I think I gave myself permission to stop writing when I read his January 31 post… He wrote: “The challenge of going out and doing stuff is that we may not have enough words left when we come back to talk about it. Because sometimes, the out there doesn’t leave much energy for in here.”
Exactly. Actually I’d been barely writing any posts already, but this piece gave me the rationale I needed to stop feeling guilty about it. “Doing stuff” has indeed taken priority, and I have felt emptied of words. But beyond that, lately it seems as if there isn’t any down time between the periods of “stuff”… projects butt up against each other, leaving no space to reflect and report, much less to renew. I love all these projects. But I’m beginning to feel the inevitable fatigue that comes from multitasking long and hard. I think I need some time away. Eventually. Maybe after the next…hmmm…

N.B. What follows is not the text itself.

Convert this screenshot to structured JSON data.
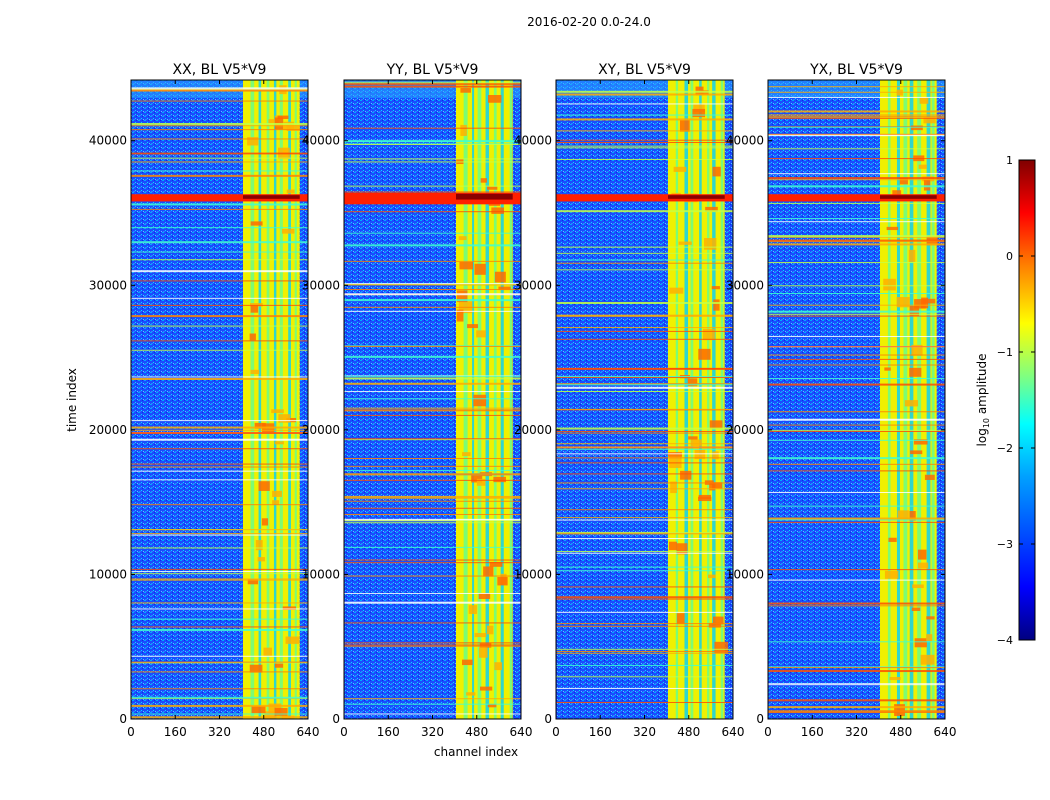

Well. Anyway, thank you, Jon, for making writing one of the things you do. You inspire the rest of us, make us think and ponder, whether we make the time to tell you or not. Right now, I’m thinking that while it’s probably OK to not have words left after we get done doing things, if we never intentionally take time out to reflect, report and renew…I suspect the quality of what we’re doing may suffer.
I need to assess, from time to time: am I not writing because I’m busy “doing” out there, or am I not writing because I’ve really worn myself out? When I’ve had time to reflect on that, I hope I can write some more.